DMV: Department of "Nice try, but no"

July 16, 2009 5:14 pm

Trip 1:

Me: I just moved to Livermore from Utah, I need to get a California Driver's License and register my car.
Them: Ok, fill out these forms and take a number.
....
Me: [hands over forms when number is called]
Them: That's $28 for the license and $242 for the registration.
Me: [Grumble, since I just paid $200+ to renew my registration in Utah 3 months ago...]
Them: You'll need to take the written test, but you can't do that now because we don't hand them out after 4:30, and you need to get a smog test done.
Me: [sigh] Ok. Do I get the smog test done here or somewhere else?
Them: You do that here, just come back sometime before 4:30.

Trip 2:

Me: I need to take a written test and do a smog test.
Them: Written Test go to window 14, you get the smog test done at a testing facility.
Me: So, not here, like I was told last time.
Them: No, not here.

Trip 3:

Me: I have my smog test certificate (another $78.50!) and I need to finish registering my car. [hands over stuff]
Them: You need another signature on this form.
Me: Why?
Them: Because Debora is on the previous registration, so she needs to sign the form as well.
Me: Why didn't someone mention this the last 2 times I was here trying to do this?
Them: They must have overlooked it.

GAH! I've now paid almost $350 and still have nothing. Ok... not quite nothing, I did get the license part done, but I don't actually _have_ a license, I won't get that for another 4 to 6 weeks.

I can tell you exactly why California's government is bankrupt. If the rest of their departments run as efficiently as the DMV there's no reason to wonder. Not to mention that the DMV is only open 4 days a week and closes at 5:00pm. When do they expect people that have jobs to get this done exactly?

Franken-video-card

July 10, 2009 5:29 pm

I offered to keep my nerd-posts to my original blog, but Jess said, "If you're still going to post to your old blog, there's no reason to have a joint blog." So, I'm posting a nerdy post to start things out.

The video card in my desktop has been dying slowly over the last couple of months.
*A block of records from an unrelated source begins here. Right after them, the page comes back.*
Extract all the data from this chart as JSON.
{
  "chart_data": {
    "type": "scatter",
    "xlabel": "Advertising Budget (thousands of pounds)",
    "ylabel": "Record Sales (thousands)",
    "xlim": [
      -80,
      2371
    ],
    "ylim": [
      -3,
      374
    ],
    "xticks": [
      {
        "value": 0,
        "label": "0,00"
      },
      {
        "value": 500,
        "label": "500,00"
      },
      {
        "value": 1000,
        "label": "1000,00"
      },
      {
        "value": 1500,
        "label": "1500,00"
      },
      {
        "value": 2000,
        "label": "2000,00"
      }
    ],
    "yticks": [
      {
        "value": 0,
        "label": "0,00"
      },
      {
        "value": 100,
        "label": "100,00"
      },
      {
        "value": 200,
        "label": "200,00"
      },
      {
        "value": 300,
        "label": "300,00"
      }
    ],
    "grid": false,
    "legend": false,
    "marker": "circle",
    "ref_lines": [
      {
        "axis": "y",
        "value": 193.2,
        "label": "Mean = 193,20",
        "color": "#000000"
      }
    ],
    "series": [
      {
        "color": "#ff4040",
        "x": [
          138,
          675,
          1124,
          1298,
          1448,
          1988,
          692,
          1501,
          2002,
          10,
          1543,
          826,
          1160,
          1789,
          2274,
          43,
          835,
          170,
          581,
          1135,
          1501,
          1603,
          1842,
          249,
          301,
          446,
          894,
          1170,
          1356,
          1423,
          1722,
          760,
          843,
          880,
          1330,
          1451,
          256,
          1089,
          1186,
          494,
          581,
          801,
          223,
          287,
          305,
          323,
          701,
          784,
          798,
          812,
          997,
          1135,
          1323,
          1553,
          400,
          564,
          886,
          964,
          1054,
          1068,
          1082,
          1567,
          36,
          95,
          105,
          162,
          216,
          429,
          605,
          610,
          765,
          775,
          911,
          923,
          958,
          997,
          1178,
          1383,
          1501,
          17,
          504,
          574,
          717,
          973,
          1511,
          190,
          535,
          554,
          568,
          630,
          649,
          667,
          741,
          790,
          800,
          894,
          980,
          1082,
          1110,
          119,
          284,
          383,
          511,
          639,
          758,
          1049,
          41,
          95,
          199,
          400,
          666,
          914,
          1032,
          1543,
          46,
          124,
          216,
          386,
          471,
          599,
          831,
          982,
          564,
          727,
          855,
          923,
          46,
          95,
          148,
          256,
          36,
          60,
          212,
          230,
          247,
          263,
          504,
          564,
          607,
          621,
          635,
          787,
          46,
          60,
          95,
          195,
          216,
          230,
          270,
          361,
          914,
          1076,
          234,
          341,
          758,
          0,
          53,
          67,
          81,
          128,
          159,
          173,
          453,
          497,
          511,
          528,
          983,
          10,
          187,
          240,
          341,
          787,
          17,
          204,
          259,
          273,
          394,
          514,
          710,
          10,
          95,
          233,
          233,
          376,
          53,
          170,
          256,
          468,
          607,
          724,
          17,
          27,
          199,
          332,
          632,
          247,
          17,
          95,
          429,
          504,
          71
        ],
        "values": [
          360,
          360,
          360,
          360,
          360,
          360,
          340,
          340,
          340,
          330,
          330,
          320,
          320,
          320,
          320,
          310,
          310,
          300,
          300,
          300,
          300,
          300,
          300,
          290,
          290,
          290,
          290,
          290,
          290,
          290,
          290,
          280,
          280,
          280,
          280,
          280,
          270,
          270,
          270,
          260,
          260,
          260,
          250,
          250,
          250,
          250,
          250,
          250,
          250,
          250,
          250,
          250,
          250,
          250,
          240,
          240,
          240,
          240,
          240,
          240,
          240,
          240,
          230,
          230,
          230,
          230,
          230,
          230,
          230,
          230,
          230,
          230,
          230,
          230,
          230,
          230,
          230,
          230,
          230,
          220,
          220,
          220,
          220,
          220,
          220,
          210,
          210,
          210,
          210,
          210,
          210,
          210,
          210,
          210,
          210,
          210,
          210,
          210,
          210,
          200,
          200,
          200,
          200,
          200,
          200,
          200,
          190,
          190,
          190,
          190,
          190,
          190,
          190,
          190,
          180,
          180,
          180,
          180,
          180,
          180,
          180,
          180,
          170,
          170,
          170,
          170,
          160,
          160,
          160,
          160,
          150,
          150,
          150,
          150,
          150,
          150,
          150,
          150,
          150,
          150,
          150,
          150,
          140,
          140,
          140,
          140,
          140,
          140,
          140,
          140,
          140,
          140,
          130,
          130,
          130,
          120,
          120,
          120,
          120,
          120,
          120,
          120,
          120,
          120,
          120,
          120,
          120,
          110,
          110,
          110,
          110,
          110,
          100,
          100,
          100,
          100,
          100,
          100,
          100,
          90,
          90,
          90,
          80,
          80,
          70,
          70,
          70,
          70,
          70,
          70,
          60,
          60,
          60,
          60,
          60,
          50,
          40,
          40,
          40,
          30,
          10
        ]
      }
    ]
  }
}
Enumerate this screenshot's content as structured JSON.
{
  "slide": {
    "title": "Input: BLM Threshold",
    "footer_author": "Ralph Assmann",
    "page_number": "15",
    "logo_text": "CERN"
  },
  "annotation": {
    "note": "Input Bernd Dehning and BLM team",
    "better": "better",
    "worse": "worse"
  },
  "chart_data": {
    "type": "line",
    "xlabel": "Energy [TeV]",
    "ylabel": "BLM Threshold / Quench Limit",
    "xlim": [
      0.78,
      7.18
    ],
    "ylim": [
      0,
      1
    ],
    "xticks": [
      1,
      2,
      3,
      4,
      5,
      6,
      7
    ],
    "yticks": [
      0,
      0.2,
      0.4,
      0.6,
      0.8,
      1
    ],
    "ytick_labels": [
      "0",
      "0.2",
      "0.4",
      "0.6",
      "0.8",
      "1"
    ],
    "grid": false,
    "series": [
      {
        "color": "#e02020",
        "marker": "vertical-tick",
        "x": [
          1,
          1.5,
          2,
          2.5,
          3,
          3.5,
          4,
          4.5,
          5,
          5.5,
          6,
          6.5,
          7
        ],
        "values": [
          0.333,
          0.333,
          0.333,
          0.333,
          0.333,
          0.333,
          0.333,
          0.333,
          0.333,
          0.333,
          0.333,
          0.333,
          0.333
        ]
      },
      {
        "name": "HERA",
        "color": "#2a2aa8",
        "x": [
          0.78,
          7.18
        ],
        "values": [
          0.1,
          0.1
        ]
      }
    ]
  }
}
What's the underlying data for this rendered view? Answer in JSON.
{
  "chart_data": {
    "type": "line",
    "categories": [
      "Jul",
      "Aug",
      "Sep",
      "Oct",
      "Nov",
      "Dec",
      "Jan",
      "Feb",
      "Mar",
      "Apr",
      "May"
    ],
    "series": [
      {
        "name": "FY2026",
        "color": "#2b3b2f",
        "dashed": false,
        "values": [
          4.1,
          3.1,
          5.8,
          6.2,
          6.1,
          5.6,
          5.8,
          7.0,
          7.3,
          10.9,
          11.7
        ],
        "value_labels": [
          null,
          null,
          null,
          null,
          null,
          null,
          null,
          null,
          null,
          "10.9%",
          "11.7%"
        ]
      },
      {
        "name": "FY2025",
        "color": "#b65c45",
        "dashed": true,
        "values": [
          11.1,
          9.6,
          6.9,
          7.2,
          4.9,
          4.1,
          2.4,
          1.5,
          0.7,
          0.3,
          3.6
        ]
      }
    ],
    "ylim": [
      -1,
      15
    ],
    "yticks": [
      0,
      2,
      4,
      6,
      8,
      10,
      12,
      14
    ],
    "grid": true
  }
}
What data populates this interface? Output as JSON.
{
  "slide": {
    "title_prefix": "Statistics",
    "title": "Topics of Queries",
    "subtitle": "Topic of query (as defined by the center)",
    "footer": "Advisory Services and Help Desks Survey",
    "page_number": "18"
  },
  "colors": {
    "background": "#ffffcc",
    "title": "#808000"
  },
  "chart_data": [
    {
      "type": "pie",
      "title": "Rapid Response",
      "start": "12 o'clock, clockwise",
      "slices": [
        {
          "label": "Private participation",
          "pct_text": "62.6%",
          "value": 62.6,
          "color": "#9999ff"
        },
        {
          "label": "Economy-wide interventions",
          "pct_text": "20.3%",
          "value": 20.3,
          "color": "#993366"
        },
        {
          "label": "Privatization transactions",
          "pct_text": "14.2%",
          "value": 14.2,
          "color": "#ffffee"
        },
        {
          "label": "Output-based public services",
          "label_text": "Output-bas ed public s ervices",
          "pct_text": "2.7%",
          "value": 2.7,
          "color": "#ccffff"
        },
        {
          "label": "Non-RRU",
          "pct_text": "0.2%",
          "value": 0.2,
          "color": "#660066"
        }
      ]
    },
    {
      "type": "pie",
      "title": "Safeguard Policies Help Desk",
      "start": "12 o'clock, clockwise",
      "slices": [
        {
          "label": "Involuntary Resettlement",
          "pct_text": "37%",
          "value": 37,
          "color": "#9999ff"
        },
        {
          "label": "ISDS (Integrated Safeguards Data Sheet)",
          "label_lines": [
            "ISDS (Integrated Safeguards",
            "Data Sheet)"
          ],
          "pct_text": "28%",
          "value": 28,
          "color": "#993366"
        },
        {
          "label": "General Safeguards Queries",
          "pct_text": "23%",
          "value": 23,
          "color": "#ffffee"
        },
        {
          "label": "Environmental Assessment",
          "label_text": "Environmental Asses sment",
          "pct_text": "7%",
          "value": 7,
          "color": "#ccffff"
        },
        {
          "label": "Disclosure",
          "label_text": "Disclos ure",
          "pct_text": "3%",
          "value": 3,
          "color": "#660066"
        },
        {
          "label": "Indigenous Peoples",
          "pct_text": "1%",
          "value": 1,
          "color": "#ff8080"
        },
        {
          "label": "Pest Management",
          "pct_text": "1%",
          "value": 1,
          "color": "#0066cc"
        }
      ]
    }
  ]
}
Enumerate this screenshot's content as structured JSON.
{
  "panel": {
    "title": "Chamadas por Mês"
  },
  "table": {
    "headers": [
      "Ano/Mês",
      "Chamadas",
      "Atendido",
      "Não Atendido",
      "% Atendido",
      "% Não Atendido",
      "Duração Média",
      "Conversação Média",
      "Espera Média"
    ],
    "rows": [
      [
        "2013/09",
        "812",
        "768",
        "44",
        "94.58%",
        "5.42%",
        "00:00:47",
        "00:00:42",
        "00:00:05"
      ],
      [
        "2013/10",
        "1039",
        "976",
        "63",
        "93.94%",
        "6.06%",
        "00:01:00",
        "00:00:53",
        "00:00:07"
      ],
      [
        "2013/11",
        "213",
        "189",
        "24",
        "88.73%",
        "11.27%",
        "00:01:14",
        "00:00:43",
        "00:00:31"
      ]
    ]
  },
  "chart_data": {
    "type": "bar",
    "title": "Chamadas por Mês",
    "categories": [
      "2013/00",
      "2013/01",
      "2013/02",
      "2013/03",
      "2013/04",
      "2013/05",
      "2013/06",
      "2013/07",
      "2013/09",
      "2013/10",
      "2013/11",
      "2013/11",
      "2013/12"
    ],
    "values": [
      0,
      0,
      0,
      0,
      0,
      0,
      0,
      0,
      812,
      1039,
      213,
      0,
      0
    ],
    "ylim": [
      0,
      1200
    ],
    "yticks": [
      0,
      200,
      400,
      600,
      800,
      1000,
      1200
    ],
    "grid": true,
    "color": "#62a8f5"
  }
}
I was hoping it wouldn't die on me completely, like some of my hardware (I'm looking at you laptop), until I had finished my thesis and moved. Well, it honored that request and lived not a minute longer. I got my computer out and setup so I could make some bookmark changes to my thesis so it can get approved by the electronic submission people, and the fan wouldn't spin at all.

Needing to make these changes regardless of fan operation, but not wanting to run the system without a fan on the video card I had a problem to solve. I have 2 old little fans that I took off of broken motherboards. These have been sitting in a "nerd box", as Jess refers to it, since my electronics lab Physics course. I took off the dead fan and determined that the possible replacement fans wouldn't quite fit and the electrical plugs were slightly too large. So, with some creative adjustments (cutting off the circle of plastic that goes around the outside of the fins) and a little extra force on the electrical pins I got a fan in place and it spins. I probably shouldn't be playing any graphics-intensive games until I get a new card, but I can at least make changes to my thesis and browse the web.